Investors punished companies because a lot of results contained negative surprises and earnings that disappointed expectations. When many firms report weaker profits or downgrade guidance at once, confidence falls and share prices are often marked down quickly by the market.

Analysts have highlighted profit downgrades in sectors that are closely tied to the economic cycle, including metals and mining, construction and engineering, media, retailing and gambling stocks. These areas have seen more warnings that profits could be lower.

Reporting season matters because super funds and many everyday investors are heavily exposed to the sharemarket. Large falls in share values caused by disappointing results or widespread downgrades can reduce investment returns and hurt retirement balances if losses are significant.

Profit downgrades occur when companies tell the market their expected earnings will be lower than previously forecast. They matter because downgrades often trigger falls in share prices, change analyst expectations and can signal broader weakness in particular industries or the economy.

Credit Suisse analysts found that, since the half-year reporting season in February and March, very few local companies have been saying profits could be better than expected.
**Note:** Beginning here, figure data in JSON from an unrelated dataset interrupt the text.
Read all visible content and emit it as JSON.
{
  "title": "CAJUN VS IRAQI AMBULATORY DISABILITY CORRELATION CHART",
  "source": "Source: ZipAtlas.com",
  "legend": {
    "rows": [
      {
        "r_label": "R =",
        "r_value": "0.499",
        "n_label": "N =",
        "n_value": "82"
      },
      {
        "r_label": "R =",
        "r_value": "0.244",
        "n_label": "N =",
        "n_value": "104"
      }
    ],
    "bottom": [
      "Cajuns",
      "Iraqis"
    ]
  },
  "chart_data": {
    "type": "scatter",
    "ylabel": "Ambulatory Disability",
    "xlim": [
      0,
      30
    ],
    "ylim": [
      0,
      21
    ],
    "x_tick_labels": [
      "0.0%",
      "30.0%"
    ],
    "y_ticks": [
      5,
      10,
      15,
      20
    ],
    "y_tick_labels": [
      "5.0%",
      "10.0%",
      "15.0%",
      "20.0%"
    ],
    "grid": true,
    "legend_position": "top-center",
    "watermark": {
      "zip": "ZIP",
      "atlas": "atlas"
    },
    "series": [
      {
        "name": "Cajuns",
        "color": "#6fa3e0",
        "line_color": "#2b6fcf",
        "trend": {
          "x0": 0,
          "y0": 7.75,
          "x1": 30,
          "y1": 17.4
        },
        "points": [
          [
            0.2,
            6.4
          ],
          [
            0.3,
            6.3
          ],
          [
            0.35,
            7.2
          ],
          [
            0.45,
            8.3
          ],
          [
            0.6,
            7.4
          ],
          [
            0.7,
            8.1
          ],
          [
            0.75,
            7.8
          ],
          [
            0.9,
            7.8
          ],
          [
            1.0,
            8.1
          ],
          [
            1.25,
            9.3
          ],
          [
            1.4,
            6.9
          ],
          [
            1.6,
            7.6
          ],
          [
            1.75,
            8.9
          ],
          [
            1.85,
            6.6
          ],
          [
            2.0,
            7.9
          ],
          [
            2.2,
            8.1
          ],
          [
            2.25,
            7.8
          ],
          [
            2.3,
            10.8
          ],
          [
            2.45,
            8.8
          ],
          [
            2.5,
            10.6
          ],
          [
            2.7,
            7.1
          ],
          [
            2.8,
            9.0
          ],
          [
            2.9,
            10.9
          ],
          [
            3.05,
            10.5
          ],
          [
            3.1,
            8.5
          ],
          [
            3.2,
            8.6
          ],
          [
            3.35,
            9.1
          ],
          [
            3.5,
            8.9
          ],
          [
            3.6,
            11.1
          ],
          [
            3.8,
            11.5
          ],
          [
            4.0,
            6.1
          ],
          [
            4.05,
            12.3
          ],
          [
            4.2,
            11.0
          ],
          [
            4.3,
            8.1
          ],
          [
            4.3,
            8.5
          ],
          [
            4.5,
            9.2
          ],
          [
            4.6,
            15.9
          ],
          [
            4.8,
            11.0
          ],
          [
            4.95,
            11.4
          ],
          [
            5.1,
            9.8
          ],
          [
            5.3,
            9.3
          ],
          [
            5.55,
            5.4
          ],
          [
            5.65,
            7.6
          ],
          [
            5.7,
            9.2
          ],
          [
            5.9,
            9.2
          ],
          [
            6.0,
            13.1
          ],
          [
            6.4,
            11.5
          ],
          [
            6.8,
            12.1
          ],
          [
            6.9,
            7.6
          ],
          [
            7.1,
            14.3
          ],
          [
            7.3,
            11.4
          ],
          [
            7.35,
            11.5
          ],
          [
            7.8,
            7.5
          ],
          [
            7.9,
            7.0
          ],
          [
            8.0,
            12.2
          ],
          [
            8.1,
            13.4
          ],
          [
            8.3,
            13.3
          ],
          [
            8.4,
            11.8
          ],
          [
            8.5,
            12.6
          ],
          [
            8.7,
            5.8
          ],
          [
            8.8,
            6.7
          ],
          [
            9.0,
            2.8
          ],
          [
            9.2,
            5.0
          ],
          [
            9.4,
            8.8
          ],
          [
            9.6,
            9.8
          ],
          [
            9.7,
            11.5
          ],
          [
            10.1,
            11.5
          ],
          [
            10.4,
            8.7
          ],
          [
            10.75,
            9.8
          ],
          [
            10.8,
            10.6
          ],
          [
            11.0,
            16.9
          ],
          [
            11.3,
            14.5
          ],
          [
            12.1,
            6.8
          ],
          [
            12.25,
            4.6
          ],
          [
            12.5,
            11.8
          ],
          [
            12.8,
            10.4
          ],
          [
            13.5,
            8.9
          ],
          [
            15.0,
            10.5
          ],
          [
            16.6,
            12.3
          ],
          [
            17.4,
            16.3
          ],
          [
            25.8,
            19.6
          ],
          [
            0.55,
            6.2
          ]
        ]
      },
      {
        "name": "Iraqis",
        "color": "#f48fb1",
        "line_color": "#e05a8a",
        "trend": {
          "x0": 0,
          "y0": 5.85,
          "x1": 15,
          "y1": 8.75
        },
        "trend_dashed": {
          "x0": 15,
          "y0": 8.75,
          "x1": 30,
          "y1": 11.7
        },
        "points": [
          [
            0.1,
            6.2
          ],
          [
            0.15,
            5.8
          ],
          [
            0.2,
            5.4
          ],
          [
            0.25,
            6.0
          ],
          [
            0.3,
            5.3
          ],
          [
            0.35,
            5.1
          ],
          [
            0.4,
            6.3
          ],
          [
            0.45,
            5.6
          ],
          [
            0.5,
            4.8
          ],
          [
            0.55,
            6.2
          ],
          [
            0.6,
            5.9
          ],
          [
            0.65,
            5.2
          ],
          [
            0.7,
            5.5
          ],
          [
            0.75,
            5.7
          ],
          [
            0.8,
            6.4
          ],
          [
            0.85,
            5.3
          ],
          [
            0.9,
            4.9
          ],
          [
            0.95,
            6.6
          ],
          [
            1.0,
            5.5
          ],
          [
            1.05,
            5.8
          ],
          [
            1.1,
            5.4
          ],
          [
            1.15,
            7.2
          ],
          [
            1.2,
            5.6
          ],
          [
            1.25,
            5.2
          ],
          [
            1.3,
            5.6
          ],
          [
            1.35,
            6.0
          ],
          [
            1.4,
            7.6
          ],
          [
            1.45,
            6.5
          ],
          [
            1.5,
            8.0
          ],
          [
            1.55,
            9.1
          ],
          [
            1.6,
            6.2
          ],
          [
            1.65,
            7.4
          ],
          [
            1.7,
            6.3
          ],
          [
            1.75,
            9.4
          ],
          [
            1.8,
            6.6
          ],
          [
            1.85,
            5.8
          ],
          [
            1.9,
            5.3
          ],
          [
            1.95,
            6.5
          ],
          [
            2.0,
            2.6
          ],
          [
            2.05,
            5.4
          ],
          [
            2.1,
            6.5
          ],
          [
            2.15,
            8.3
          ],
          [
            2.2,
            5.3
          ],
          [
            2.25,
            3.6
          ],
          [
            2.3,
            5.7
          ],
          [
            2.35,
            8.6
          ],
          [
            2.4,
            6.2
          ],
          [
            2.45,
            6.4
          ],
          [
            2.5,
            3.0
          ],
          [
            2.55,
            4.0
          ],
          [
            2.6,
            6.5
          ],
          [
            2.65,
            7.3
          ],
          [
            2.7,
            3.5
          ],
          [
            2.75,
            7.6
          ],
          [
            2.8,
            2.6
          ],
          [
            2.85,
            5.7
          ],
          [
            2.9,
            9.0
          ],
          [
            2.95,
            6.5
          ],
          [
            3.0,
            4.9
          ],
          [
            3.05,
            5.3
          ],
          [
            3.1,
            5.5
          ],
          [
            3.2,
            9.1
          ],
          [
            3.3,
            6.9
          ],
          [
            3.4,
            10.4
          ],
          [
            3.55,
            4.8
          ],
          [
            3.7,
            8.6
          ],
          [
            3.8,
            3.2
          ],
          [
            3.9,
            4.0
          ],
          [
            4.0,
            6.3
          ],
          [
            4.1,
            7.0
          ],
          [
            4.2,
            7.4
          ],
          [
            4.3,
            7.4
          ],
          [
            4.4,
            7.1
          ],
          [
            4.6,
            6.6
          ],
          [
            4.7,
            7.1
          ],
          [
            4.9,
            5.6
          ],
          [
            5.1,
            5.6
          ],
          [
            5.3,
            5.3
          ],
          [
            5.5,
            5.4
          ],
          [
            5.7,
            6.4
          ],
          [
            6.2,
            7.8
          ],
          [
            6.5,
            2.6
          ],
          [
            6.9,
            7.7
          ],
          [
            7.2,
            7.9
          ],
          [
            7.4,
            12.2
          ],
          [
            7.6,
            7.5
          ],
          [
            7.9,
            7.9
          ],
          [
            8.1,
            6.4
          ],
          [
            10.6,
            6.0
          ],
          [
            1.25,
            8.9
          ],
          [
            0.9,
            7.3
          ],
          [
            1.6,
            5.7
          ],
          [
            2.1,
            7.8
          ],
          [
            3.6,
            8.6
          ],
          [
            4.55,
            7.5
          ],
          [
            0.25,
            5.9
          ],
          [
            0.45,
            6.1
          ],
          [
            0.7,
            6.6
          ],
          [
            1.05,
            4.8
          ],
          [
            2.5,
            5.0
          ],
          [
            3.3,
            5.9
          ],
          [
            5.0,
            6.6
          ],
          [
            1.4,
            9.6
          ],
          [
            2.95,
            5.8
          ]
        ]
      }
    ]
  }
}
Instead, many have been warning that profits could be lower, contributing to a cautious market mood.

The crisis that began in 2007 has morphed from a banking problem into sovereign debt and political difficulties in parts of the world, slowing global growth. Worsening conditions in major economies and uncertainty about policy responses in the US, Europe and Asia can reduce demand and put pressure on Australian company profits.

Keep an eye on company profit guidance and any profit downgrades, especially in cyclical sectors like mining, construction, retail and media. Also watch commentary on leading economic indicators and policymakers’ responses overseas, since global growth and policy uncertainty can influence Australian corporate earnings and market reactions.